Princess (also known as FauxRich on TikTok), a 22-year-old based in Los Angeles who posts TikToks showcasing her long acrylic nails and references Dolly Parton in her personal style, says “a lot of people’s true self lies within being a bimbo.” She defines being a bimbo as being “hot, caring, bubbly, pro–plastic surgery, pro–sex work, and living an authentic lifestyle,” all of which goes against the long-held notion that women have to masculinize themselves to hold power.
While bimboism is the performance of hyperfemininity, Chlapecka says that identifying as a bimbo is a tool to protest against gender norms by dismantling historical expectations of femininity. “Bimbo culture today gives feminine people the opportunity to enjoy their femininity and interpret it in their own way without judgment,” she says. Sure, maybe you’re not comfortable wearing Hello Kitty acrylic nails to the office, but maybe seeing Chlapecka in platform boots, pigtails, and a miniskirt while talking about her “big knockers” and capitalism might encourage you to wear colorful eye shadow to your work meeting without worrying that you’ll be taken less seriously or laughed at. “Bimbo has always been a word that a man has given us,” Chlapecka continues. “Now, I will give myself the label as a way of acknowledging my own power within choice to call myself it and make it into something accepting and positive.”
Today’s reclamation of bimbohood is also a tool for queer liberation. For Griffin Maxwell Brooks, a 20-year-old Princeton University undergrad who’s another popular self-confessed bimbo on TikTok, being a bimbo is a way to reclaim their body and gender expression. “I am queer and genderfluid and I love to express myself through fashion, and the idea of ‘bimbofication’ was always a hilarious and beautiful way of embracing the parts of me which were a bit shocking to society,” they say. Brooks’s take on bimboism is less pink and more latex. They share videos of the “bimbofication” of everyday life — from navigating Princeton (where they study mechanical engineering) to being on the diving team.
Brooks says that for many people, especially marginalized people, “self-expression is resistance” and bimbohood is one form of self-expression. “I think the idea of being a bimbo really resonated with a lot of feminine and queer people because it encouraged them to dig their heels into their identities rather than supressing themselves to appease society,” they explain. The response from their 800,000-plus followers, Brooks says, has fostered an online community with an “unrelenting dedication to themselves.”

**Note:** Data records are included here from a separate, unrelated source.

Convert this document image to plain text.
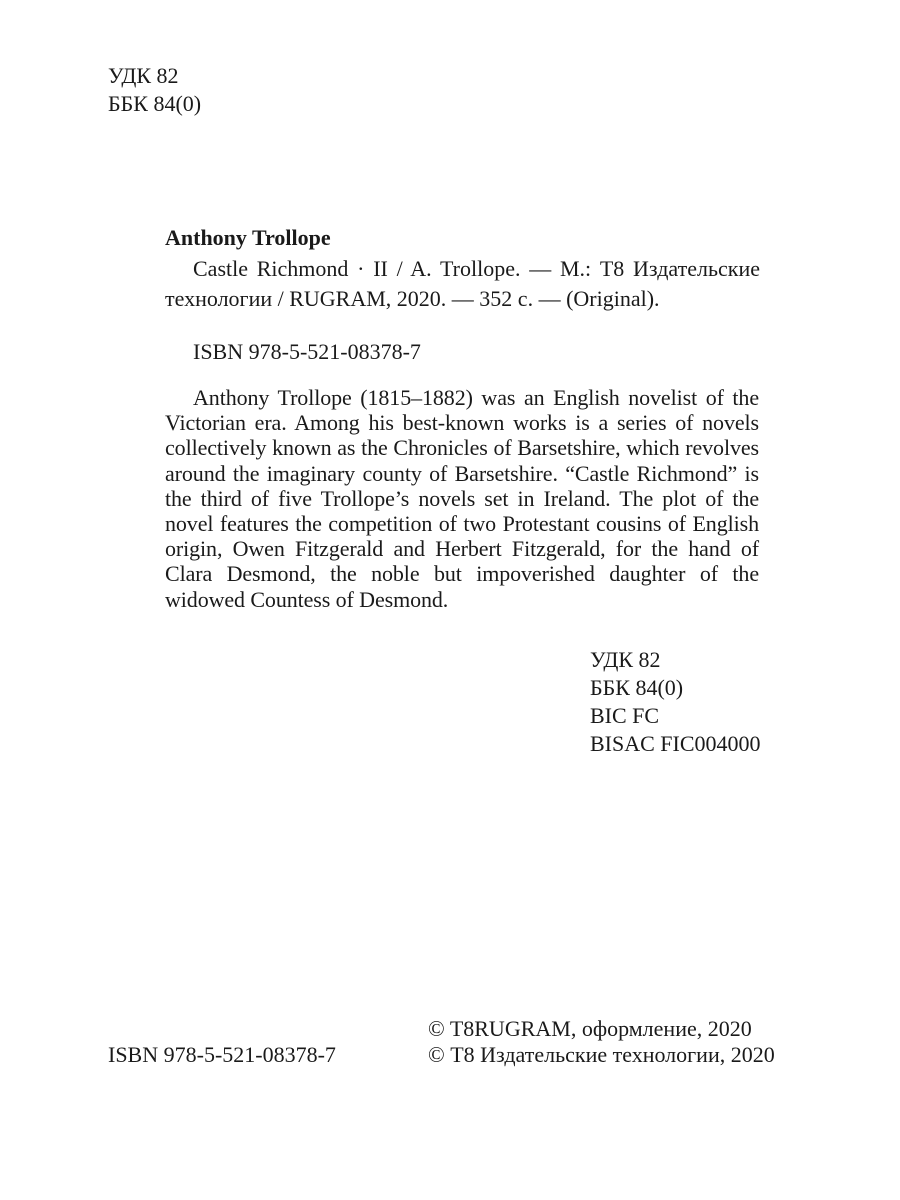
УДК 82
ББК 84(0)
Anthony Trollope
Castle Richmond · II / A. Trollope. — М.: Т8 Издательские технологии / RUGRAM, 2020. — 352 с. — (Original).
ISBN 978-5-521-08378-7
Anthony Trollope (1815–1882) was an English novelist of the Victorian era. Among his best-known works is a series of novels collectively known as the Chronicles of Barsetshire, which revolves around the imaginary county of Barsetshire. “Castle Richmond” is the third of five Trollope’s novels set in Ireland. The plot of the novel features the competition of two Protestant cousins of English origin, Owen Fitzgerald and Herbert Fitzgerald, for the hand of Clara Desmond, the noble but impoverished daughter of the widowed Countess of Desmond.
УДК 82
ББК 84(0)
BIC FC
BISAC FIC004000
ISBN 978-5-521-08378-7
© T8RUGRAM, оформление, 2020
© Т8 Издательские технологии, 2020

That’s the crux of New Age bimbohood: It isn’t just about liking the color pink and posting makeup tutorials. It’s as expansive as femininity itself, and even better, it’s saying that you don’t need to shy away from expressing it (and definitely shouldn’t judge others who do, no matter what society has taught you). Self-professed bimbo or not, all femme people can benefit from the reclamation of bimboism as it avoids pitting different women or expressions of womanhood against each other and actively rejects the notion that being feminine is somehow being less than male counterparts (a lie to keep us in a cycle of self-doubt and self-hate). As Princess puts it, “being a bimbo is being a true girl’s girl. I was always Karen from Mean Girls, not Regina.” If the Y2K “bimbo” narrative was a way to divide women and femme people, today’s bimbo is here to unite us again.